Me permito descalificar futuras críticas de lo que aquí he escrito confirmándolo con las palabras mismas de El Libertador. Palabras, dicho sea de paso, que constituyen un rechazo total de su patrimonio étnico y un motivo personal al declararle la Guerra a Muerte a quienes fueron sus parientes, su difunta esposa, y sus amigos. Esas palabras confirman que Bolívar no quería justicia sino venganza inmediata, y al diablo las consecuencias (“aprés moi le dèluge”). Estas palabras con las que finaliza el Decreto las aprendimos en la primaria, cuando se enseñaba historia en Venezuela:
“Españoles y Canarios, contad con la muerte, aun siendo indiferentes, si no obráis activamente en obsequio de la libertad de la América. Americanos, contad con la vida, aun cuando seáis culpables.”
¿Será acaso que a partir de condenar a muerte a personas inocentes (Españoles y Canarios) y a partir de conceder inmunidad a los culpables (Americanos) que llegamos a desconocer toda justicia? ¿Será posible que la estupidez de Bolívar (cero inteligencia de su parte y de quienes lo rodeaban en Trujillo) fue la causa de que en nuestros días se honren “los restos mortales del luchador social Américo Silva, muerto como consecuencia de la persecución a la disidencia política […]?” ¿y que a Carlos De Oliveira, aun cuando fuese culpable, le confieren inmunidad por sus crímenes? Nada de leyes: nada de magna carta, nada de justicia: sólo la venganza contra los que no obran “en obsequio” de la mal llamada Revolución Bolivariana.
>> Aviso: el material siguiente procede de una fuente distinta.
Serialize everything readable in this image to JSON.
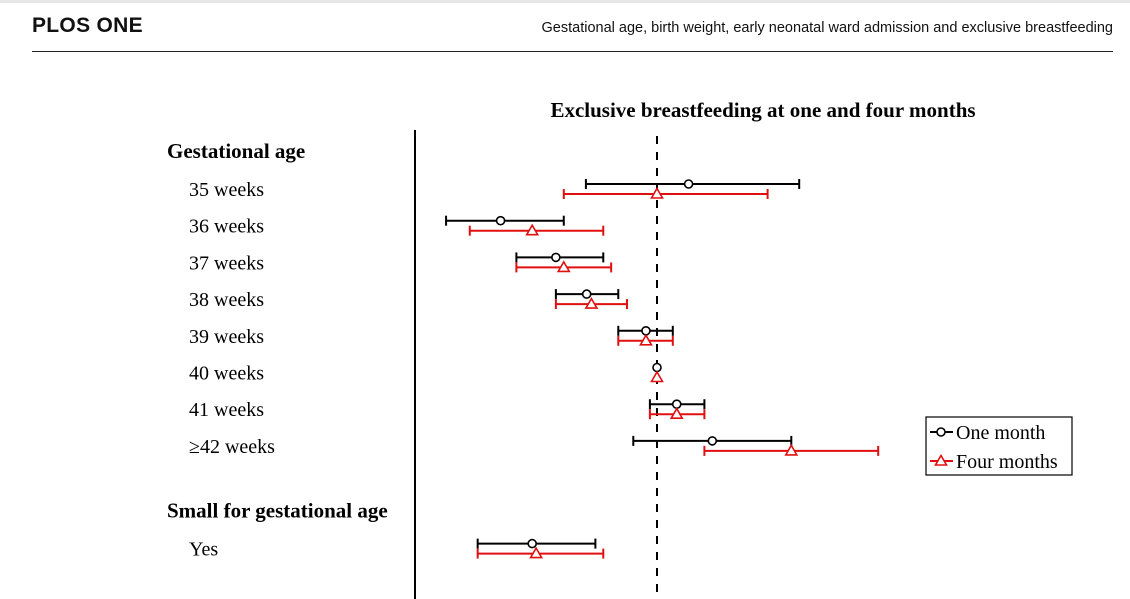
{
  "header": {
    "journal": "PLOS ONE",
    "running_title": "Gestational age, birth weight, early neonatal ward admission and exclusive breastfeeding"
  },
  "colors": {
    "one_month": "#000000",
    "four_months": "#e01010"
  },
  "chart_data": {
    "type": "forest",
    "title": "Exclusive breastfeeding at one and four months",
    "reference_line": "dashed vertical at 0",
    "x_range": [
      -2.7,
      2.8
    ],
    "legend": {
      "placement": "right",
      "entries": [
        "One month",
        "Four months"
      ]
    },
    "groups": [
      {
        "heading": "Gestational age",
        "rows": [
          {
            "label": "35 weeks",
            "one_month": {
              "est": 0.4,
              "lo": -0.9,
              "hi": 1.8
            },
            "four_months": {
              "est": 0.0,
              "lo": -1.18,
              "hi": 1.4
            }
          },
          {
            "label": "36 weeks",
            "one_month": {
              "est": -1.98,
              "lo": -2.67,
              "hi": -1.18
            },
            "four_months": {
              "est": -1.58,
              "lo": -2.37,
              "hi": -0.68
            }
          },
          {
            "label": "37 weeks",
            "one_month": {
              "est": -1.28,
              "lo": -1.78,
              "hi": -0.68
            },
            "four_months": {
              "est": -1.18,
              "lo": -1.78,
              "hi": -0.58
            }
          },
          {
            "label": "38 weeks",
            "one_month": {
              "est": -0.89,
              "lo": -1.28,
              "hi": -0.49
            },
            "four_months": {
              "est": -0.83,
              "lo": -1.28,
              "hi": -0.38
            }
          },
          {
            "label": "39 weeks",
            "one_month": {
              "est": -0.14,
              "lo": -0.49,
              "hi": 0.2
            },
            "four_months": {
              "est": -0.14,
              "lo": -0.49,
              "hi": 0.2
            }
          },
          {
            "label": "40 weeks",
            "one_month": {
              "est": 0.0,
              "lo": 0.0,
              "hi": 0.0
            },
            "four_months": {
              "est": 0.0,
              "lo": 0.0,
              "hi": 0.0
            }
          },
          {
            "label": "41 weeks",
            "one_month": {
              "est": 0.25,
              "lo": -0.09,
              "hi": 0.6
            },
            "four_months": {
              "est": 0.25,
              "lo": -0.09,
              "hi": 0.6
            }
          },
          {
            "label": "≥42 weeks",
            "one_month": {
              "est": 0.7,
              "lo": -0.3,
              "hi": 1.7
            },
            "four_months": {
              "est": 1.7,
              "lo": 0.6,
              "hi": 2.8
            }
          }
        ]
      },
      {
        "heading": "Small for gestational age",
        "rows": [
          {
            "label": "Yes",
            "one_month": {
              "est": -1.58,
              "lo": -2.27,
              "hi": -0.78
            },
            "four_months": {
              "est": -1.53,
              "lo": -2.27,
              "hi": -0.68
            }
          }
        ]
      }
    ]
  }
}
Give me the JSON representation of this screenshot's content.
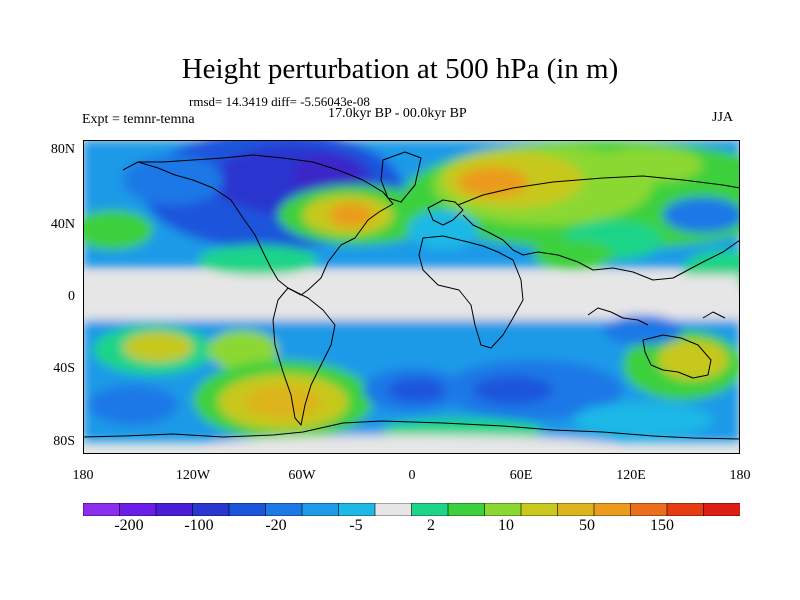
{
  "title": "Height perturbation at 500 hPa (in m)",
  "stats": "rmsd= 14.3419 diff= -5.56043e-08",
  "period": "17.0kyr BP - 00.0kyr BP",
  "experiment": "Expt = temnr-temna",
  "season": "JJA",
  "axes": {
    "y_ticks": [
      "80N",
      "40N",
      "0",
      "40S",
      "80S"
    ],
    "x_ticks": [
      "180",
      "120W",
      "60W",
      "0",
      "60E",
      "120E",
      "180"
    ]
  },
  "colorbar": {
    "colors": [
      "#8c2ef0",
      "#6a1fe6",
      "#4a1ed8",
      "#2b35cf",
      "#1b55dc",
      "#1e78e6",
      "#1e9ae8",
      "#1eb8e6",
      "#e6e6e6",
      "#1ed488",
      "#3cd03c",
      "#8cd832",
      "#c8c81e",
      "#dcb41e",
      "#eb9b1e",
      "#eb6e1e",
      "#e63c14",
      "#dc1e14"
    ],
    "labels": [
      "-200",
      "-100",
      "-20",
      "-5",
      "2",
      "10",
      "50",
      "150"
    ]
  },
  "palette": {
    "neutral": "#e6e6e6",
    "coast": "#000000"
  }
}
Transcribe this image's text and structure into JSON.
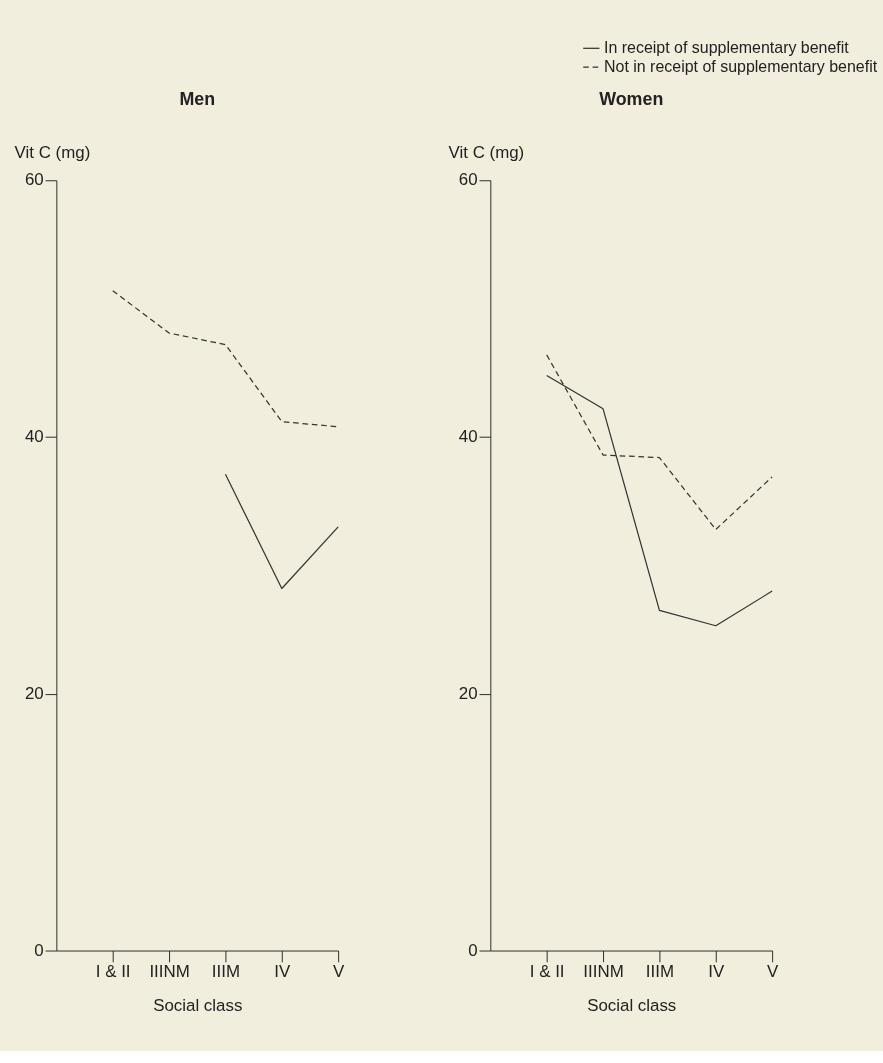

Años más tarde, descansando en su hamaca en Jamaica, Bolívar comprendió que sus compatriotas no poseían “los talentos y las virtudes políticas” necesarios para ser libres y vivir bajo el dominio de la ley. Lamentablemente, ya se había efectuado en el pueblo venezolano la transformación preconizada en el Decreto y hasta el sol de hoy tenemos gobernantes que dejan al país en “la más espantosa desolación” u a sus ciudadanos convertidos en monstruos de guerra.
Gonzalo Palacios Galindo (Maracay, 1938).






Estudió Arquitectura en la Universidad Central de Venezuela, Recibió la Maestría y el Doctorado en Filosofía en la Universidad Gregoriana (Roma) y en la Universidad Católica de América (Washington, DC, USA). Mantuvo una intensa actividad académica en varias universidades de Venezuela y de Estados Unidos. También ejerció cargos diplomáticos en la Embajada de Venezuela en Washington. Actualmente enseña Filosofía en Prince George’s Community College.